Они сидят сейчас за журнальным столиком в дальнем конце кабинету, и Чичерин тянется к шкафчику, врезанному в стену.
– Простите, но проголодался я отчаянно. Не угодно ли кусок черного хлеба с сыром? Сознаю, этот бар знал лучшие времена, как сознаю и то, что он должен быть богаче у дипломата и теперь, но кстати, была у меня здесь бутылка старого рейнского, привез друг газетчик из Риги. Пусть вас не смущает: не марочное. – Он извлек из шкафчика бутылку, она была без обычных в этом случае ярлыков, черная и неприятно обнаженная. – Сказал: пролежала в земле пропасть годов, я на стекле спеклись комья глины, драгоценной глины, которая вдруг становится драгоценной, когда укрепляется на бутылке со старым вином. Но до меня бутылка уже дошла чистенькой, впрочем, на качестве вина это не отразилось, вот убедитесь. – Чичерин пододвинул Петру бокал, налил, потом нещедро плеснул себе – он был небольшим любителем вина и в эту августовскую ночь восемнадцатого года кусок черного хлеба с овечьим сыром был для него несравненно более насущным, чем бокал вина, даже вот такого экзотического. – Ну как… правда, букет отменный? – спросил он и, сознавая, что сказал нечто очень обычное, добавил: – Глоток хорошего вина да еще с таким великолепным бутербродом, как этот, дипломатии не противопоказан.
– Это миссия действительно дипломатическая, – заметил Чичерин. – Нам стало известно – против нас готовится диверсия. Повод – Мирбах. Точнее, Советы не наказали убийц Мирбаха. Цель – разрыв отношений. Поход ведет юнкерство. Это могущественная сила. Но еще внушительней сила, которая юнкерству противостоит. (События развиваются, и одни силы тают, другие прибывают.
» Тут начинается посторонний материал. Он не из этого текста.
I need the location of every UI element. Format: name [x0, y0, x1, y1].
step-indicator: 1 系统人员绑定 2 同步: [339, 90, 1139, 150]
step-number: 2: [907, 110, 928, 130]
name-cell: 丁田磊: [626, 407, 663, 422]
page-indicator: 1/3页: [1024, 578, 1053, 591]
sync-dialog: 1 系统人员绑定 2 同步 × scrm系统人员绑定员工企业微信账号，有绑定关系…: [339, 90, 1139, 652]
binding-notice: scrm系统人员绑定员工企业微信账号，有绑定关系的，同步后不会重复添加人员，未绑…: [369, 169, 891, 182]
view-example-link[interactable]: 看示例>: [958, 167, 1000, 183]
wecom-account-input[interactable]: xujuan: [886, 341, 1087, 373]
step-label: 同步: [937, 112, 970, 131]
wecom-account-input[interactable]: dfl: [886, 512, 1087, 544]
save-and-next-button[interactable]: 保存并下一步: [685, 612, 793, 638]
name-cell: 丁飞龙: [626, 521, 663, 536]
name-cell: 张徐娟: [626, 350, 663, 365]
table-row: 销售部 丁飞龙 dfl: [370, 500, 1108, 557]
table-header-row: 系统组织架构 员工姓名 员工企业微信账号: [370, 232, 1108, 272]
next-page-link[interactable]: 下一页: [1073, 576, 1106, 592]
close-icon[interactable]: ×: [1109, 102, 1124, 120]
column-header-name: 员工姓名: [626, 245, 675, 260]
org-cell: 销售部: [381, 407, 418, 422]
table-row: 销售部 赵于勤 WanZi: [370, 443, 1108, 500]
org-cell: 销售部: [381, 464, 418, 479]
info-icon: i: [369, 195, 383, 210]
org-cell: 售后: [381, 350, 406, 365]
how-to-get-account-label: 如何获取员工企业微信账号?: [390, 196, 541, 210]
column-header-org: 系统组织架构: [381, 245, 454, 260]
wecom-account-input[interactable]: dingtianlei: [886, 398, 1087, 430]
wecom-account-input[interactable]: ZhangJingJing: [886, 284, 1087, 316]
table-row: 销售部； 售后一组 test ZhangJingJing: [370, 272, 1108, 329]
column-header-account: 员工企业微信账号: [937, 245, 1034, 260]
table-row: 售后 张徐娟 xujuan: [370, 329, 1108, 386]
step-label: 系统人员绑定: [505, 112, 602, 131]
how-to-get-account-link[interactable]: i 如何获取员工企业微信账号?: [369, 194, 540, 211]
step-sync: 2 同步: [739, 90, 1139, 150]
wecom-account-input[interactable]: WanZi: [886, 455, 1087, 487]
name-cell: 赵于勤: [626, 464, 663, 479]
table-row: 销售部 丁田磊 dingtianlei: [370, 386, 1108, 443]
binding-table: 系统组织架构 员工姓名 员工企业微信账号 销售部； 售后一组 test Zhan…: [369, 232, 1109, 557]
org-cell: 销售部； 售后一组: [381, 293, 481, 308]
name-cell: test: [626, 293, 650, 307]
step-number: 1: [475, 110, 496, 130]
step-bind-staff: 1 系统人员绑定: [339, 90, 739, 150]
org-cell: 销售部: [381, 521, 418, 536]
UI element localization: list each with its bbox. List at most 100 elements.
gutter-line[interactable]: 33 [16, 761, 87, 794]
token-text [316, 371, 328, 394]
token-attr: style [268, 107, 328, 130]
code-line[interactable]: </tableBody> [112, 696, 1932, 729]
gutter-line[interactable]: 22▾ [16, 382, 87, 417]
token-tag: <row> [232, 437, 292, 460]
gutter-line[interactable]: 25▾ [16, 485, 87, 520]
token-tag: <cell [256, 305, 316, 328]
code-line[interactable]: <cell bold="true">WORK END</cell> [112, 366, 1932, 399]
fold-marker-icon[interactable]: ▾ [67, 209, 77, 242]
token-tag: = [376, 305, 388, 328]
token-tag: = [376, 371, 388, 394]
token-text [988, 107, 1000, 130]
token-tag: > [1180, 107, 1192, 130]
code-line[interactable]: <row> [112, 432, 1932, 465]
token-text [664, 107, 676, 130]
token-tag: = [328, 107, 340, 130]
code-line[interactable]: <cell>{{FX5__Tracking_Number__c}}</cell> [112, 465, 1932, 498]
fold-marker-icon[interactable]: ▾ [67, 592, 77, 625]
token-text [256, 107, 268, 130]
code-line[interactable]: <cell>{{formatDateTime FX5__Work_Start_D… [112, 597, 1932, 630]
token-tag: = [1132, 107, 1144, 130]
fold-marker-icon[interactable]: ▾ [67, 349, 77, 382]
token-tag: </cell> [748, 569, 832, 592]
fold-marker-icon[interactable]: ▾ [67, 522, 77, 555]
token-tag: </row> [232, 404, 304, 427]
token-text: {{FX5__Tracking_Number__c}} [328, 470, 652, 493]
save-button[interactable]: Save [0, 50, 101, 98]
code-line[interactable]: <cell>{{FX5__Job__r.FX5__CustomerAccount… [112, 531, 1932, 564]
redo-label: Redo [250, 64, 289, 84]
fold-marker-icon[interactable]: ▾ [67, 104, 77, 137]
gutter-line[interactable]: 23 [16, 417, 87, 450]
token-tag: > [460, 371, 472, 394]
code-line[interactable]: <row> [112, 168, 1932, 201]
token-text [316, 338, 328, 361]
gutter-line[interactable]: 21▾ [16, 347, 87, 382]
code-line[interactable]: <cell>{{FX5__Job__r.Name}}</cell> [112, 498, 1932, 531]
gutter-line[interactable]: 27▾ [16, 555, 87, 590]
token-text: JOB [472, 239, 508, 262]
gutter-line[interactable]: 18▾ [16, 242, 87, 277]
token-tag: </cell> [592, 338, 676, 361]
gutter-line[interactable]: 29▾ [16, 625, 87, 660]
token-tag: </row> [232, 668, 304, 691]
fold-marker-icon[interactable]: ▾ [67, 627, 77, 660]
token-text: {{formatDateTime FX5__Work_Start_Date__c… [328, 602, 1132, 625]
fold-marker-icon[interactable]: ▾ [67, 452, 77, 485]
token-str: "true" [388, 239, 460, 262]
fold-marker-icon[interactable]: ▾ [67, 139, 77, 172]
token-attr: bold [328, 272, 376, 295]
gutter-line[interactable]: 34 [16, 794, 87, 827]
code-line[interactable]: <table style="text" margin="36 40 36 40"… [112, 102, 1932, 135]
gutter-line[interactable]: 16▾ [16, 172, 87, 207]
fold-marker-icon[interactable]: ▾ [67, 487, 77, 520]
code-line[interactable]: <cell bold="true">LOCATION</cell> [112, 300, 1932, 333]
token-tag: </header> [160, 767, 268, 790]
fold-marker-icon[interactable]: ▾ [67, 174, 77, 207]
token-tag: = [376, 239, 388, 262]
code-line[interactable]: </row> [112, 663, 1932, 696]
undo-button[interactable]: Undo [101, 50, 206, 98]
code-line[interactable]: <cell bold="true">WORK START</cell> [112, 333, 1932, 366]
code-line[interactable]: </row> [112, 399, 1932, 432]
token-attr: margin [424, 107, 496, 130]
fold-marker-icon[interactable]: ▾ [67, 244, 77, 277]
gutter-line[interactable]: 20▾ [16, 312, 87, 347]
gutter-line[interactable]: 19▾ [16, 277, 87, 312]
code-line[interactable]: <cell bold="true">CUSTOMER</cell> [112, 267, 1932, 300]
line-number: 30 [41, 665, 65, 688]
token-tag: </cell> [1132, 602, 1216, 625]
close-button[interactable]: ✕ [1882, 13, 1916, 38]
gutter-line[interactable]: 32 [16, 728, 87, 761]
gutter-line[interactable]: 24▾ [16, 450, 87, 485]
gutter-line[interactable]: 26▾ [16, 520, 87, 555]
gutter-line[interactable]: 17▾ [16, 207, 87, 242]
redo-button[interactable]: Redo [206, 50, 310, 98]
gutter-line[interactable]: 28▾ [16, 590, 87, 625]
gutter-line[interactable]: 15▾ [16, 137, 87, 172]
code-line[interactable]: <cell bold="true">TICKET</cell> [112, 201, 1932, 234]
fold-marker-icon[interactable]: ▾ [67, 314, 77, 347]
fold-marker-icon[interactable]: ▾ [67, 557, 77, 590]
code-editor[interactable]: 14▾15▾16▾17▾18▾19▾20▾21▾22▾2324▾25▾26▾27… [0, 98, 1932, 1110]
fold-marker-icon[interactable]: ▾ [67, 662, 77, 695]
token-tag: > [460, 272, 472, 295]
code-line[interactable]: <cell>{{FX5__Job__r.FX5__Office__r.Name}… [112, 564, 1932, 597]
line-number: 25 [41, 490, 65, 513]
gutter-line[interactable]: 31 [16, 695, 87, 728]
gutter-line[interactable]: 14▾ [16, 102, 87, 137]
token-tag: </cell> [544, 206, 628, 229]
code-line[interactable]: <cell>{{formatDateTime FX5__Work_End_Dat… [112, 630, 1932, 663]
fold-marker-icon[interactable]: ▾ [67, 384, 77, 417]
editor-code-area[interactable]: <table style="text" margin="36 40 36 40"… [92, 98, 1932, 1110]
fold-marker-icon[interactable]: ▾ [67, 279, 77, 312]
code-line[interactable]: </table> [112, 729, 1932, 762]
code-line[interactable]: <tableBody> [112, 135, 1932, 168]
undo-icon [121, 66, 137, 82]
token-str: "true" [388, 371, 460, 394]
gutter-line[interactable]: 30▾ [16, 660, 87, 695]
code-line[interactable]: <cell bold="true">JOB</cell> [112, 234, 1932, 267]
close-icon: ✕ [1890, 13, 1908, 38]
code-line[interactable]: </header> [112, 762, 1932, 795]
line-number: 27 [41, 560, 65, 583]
Наши силы прибывают – это хорошо.) Необходимо выехать в Берлин и сделать нашу позицию достоянием Германии. Вот наша программа, как видим ее мы: политика, экономика, культура… Вы понимаете, свободный разговор, нет, не только с прессой, но и с аудиторией, встречи с людьми, обладающими влиянием.
Они встали. Петр видел, как Чичерин расставляет бокалы в шкафу – он это делал с той тщательностью, которая выдавала человека, знающего цену горькому холостячеству.